I swear I’ve heard or read that phrase at least ten times a day since 2017 kicked off. It’s not a bad mantra, but it’s also not one I’ve really felt lately. Why do I need to be “new?” Is it bad that I kind of like how I already am? Am I setting myself up for a disastrous year because I haven’t taken the time to jot down a list of resolutions?
I will admit, I’ve rarely set New Year’s resolutions. Perhaps it’s the realist in me, but I can’t really see the point. Just because something is on a list doesn’t mean I’m going to get it done. Professionally, I’m a to-do list warrior, vehemently striking each action item with gusto. Personally, however, I think my organizational tank has run dry, and I’m satisfied if I can get through a day with all the bare necessities covered. (Bathing, eating, keeping my son alive.)

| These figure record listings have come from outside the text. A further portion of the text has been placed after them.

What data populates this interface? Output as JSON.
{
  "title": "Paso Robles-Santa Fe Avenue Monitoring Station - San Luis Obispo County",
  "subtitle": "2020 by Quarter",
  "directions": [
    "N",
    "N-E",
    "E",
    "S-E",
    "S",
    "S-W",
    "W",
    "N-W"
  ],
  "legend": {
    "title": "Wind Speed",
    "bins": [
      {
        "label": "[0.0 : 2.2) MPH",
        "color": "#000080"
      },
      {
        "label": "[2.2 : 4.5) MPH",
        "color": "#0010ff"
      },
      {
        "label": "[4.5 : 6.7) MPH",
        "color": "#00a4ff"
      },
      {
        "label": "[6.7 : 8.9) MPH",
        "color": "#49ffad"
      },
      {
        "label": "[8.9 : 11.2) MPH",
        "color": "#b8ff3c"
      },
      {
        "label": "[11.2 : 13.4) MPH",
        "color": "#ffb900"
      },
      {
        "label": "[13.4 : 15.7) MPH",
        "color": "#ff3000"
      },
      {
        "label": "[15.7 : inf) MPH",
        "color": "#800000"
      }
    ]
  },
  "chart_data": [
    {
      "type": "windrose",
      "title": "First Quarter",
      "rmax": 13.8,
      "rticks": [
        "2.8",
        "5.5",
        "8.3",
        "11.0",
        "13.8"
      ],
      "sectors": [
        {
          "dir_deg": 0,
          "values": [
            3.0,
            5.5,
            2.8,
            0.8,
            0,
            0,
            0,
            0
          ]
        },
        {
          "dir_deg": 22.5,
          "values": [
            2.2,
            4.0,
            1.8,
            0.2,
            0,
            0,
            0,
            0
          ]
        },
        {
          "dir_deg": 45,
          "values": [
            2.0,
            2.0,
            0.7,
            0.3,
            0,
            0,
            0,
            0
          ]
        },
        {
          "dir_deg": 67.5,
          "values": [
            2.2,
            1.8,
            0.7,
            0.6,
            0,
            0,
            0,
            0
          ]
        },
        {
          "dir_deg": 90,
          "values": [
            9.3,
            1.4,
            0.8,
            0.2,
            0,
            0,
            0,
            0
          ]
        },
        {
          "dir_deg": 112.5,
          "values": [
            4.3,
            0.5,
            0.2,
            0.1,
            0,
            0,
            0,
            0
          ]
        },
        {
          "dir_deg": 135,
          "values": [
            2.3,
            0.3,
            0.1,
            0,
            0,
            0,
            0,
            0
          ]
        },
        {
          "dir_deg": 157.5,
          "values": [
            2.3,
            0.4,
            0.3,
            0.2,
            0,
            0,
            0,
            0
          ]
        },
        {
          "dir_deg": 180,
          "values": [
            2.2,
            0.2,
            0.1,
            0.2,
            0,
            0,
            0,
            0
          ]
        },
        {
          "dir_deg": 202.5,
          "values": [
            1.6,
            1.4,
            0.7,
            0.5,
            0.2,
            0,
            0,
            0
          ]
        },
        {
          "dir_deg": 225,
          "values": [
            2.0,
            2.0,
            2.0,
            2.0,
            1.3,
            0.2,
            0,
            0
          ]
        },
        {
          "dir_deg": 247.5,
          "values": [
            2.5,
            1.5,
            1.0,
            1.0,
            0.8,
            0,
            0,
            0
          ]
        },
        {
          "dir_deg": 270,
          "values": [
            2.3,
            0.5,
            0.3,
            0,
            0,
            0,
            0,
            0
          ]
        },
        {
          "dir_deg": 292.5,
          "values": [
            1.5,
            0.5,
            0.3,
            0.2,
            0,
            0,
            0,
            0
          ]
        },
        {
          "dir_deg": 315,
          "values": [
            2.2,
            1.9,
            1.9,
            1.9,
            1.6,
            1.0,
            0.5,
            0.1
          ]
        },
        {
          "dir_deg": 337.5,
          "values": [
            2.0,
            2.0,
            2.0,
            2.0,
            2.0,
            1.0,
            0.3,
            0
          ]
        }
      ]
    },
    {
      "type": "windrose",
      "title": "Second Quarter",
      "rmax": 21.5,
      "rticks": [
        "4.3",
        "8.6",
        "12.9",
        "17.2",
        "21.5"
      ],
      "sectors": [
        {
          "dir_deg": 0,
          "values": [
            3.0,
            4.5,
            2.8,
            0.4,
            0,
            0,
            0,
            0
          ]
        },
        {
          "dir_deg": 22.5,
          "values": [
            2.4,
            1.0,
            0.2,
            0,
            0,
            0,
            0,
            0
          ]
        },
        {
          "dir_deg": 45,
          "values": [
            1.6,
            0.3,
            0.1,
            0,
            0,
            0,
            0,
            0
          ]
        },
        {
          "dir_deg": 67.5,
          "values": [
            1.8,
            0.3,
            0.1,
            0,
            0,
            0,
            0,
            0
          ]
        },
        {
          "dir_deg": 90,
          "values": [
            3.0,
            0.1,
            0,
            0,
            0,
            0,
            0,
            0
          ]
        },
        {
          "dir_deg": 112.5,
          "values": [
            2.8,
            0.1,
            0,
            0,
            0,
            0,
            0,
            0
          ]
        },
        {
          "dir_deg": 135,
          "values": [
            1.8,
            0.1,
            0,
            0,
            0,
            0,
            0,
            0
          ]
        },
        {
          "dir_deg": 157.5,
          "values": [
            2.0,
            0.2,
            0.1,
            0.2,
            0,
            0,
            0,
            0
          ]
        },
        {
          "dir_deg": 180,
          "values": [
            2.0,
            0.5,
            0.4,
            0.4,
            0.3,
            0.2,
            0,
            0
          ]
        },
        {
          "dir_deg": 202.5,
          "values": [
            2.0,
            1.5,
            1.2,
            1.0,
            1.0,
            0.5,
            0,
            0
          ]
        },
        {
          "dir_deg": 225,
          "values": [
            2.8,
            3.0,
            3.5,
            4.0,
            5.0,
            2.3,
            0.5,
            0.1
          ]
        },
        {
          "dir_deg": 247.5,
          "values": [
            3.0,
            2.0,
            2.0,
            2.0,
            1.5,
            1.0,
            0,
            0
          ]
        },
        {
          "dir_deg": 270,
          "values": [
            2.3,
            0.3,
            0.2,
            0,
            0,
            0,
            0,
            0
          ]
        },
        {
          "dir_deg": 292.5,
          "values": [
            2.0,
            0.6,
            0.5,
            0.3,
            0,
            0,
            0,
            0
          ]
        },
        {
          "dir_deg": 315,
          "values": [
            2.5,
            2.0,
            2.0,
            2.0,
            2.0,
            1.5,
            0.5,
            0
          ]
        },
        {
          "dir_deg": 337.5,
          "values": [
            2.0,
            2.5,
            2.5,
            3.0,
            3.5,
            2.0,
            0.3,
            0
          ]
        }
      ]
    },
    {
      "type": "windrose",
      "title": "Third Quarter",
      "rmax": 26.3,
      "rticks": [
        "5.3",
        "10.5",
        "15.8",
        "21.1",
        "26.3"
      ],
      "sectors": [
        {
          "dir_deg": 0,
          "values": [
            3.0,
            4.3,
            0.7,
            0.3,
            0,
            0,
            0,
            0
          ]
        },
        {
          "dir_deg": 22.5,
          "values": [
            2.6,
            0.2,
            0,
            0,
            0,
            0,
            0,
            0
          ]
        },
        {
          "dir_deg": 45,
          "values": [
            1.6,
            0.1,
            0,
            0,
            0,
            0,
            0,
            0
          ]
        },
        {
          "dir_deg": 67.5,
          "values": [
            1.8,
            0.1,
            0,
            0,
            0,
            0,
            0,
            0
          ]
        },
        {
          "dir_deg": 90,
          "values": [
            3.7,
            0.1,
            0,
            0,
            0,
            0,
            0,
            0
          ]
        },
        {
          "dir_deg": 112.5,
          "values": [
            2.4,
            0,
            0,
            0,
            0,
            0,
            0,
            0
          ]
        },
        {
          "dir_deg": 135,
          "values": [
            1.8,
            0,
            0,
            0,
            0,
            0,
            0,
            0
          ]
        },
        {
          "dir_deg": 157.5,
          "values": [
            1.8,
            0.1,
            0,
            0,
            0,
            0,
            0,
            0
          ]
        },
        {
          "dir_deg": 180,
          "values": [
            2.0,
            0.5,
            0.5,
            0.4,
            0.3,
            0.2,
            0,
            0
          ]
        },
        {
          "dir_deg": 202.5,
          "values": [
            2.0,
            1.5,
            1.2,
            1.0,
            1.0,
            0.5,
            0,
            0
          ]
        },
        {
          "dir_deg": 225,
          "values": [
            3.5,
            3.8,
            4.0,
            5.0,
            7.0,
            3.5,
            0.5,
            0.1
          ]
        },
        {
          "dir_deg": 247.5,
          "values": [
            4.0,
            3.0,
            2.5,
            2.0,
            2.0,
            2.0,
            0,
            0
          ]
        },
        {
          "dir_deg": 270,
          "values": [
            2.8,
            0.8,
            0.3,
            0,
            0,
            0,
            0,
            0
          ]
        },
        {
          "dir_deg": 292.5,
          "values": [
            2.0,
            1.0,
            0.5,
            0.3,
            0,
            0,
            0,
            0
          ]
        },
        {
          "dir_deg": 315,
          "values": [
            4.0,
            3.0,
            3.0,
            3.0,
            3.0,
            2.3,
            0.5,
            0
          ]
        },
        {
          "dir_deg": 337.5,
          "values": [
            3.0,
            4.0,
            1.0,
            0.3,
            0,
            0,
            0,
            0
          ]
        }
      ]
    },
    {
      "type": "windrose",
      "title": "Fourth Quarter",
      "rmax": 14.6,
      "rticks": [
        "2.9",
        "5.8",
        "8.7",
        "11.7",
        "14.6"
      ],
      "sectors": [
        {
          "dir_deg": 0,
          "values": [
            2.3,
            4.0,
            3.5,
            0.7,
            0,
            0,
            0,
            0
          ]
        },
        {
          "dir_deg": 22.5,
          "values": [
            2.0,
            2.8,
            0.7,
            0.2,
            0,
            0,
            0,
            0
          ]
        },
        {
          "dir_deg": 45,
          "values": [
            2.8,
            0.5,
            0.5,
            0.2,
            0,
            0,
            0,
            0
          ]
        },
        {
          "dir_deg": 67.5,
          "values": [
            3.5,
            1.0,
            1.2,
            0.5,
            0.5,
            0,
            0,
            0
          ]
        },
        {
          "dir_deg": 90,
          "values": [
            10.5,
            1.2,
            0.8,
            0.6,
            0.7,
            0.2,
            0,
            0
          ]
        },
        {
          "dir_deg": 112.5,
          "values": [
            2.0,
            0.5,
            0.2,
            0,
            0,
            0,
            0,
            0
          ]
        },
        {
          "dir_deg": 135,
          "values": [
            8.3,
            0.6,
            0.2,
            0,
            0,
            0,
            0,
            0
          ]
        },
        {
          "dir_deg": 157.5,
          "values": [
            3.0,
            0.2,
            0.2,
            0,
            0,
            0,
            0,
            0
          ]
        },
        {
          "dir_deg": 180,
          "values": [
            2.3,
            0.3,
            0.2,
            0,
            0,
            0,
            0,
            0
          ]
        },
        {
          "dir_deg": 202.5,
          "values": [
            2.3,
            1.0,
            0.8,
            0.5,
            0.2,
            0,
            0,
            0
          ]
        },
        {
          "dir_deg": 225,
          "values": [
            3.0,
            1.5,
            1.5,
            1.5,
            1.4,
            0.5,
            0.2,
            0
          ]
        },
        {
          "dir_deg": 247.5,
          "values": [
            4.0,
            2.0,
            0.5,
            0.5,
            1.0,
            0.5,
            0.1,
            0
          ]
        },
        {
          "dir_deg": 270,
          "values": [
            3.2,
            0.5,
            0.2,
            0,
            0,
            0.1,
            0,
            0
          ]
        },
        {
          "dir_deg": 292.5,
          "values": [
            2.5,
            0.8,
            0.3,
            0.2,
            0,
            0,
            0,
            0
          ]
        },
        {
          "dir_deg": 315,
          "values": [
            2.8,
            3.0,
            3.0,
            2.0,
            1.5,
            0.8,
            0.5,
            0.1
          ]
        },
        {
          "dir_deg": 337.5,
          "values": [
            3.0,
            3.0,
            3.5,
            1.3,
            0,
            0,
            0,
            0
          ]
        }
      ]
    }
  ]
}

When I’ve discussed resolutions with others, I’ve gotten mixed reviews. Some people swear by them and devote tons of time to crafting the perfect list. Others are like me and decide that their efforts are better spent elsewhere. I’ve even had someone question whether or not resolutions are biblical (I found this article to share with them regarding that.).
This year, I’ve decided to open my mind up to resolutions. If you’re a fellow recovering anti-resolution-ite, perhaps you’d benefit from my pro/con list. (I’m a Type-A, I’m sorry.)
Why you should set New Year’s resolutions:
- You should never settle: While I am happy with where my life is, I also don’t want to become lackadaisical. I want to constantly be pushing myself to be better.
- It’s exciting: This might go back to my Type-A tendency, but there’s something thrilling about progress being made, no matter how “small” that progress might be. I think setting resolutions (realistically) is an exciting way to ensure that you don’t waste this brand-new set of 365 days.
- They can tether you to God’s will: God has plans for all of our lives, but He has not given us the turn-by-turn directions. Finding that next step in His will for your life might come as the result of a resolution.
Why you shouldn’t set New Year’s resolutions:
- Because everyone else is: Don’t give into peer pressure! Scrambling to pull together a list of resolutions because everyone you know is doing the same is not going to have a happy ending for you. If you truly want to resolve to do something this year, it needs to be because you genuinely want to.
- For attention: Put the pen down and step away from the list if the sole reason you’re coming up with resolutions is so you can parade them in front of others. Again, you’re doing it for all the wrong reasons. If you want to have some accountability, privately ask a few friends or family members to support and pray for you during this year. But broadcasting your resolutions to gain sympathy, admiration, or even jealousy is the absolute worst way to go about this.
- To “fix” yourself: Wanting to improve your life is a noble reason to set resolutions. Believing that a list of wishes and desires will miraculously bring you happiness and self-worth is not noble (or fair) at all. Words on a piece of paper or iPhone note are not the answer. God is. He alone holds the keys to your happiness. He is the main source of worth on which you should be drawing. Once you acknowledge that, you will see resolutions as a support, not a cure.
Are resolutions necessary? I don’t think so. Are they helpful? Potentially. Take a moment and examine your life. Will setting resolutions help or harm you? Do you think they will make you a better steward of your life, or bring unwanted stress and distraction? It’s entirely up to you and what you believe God wants for your life in 2017. If you end up setting resolutions for yourself, I pray you benefit from them! If you end up not setting resolutions, I completely get it. In the end, the most important thing is honoring God with all He has given you. Doing so is sure to guide you toward a rewarding year indeed.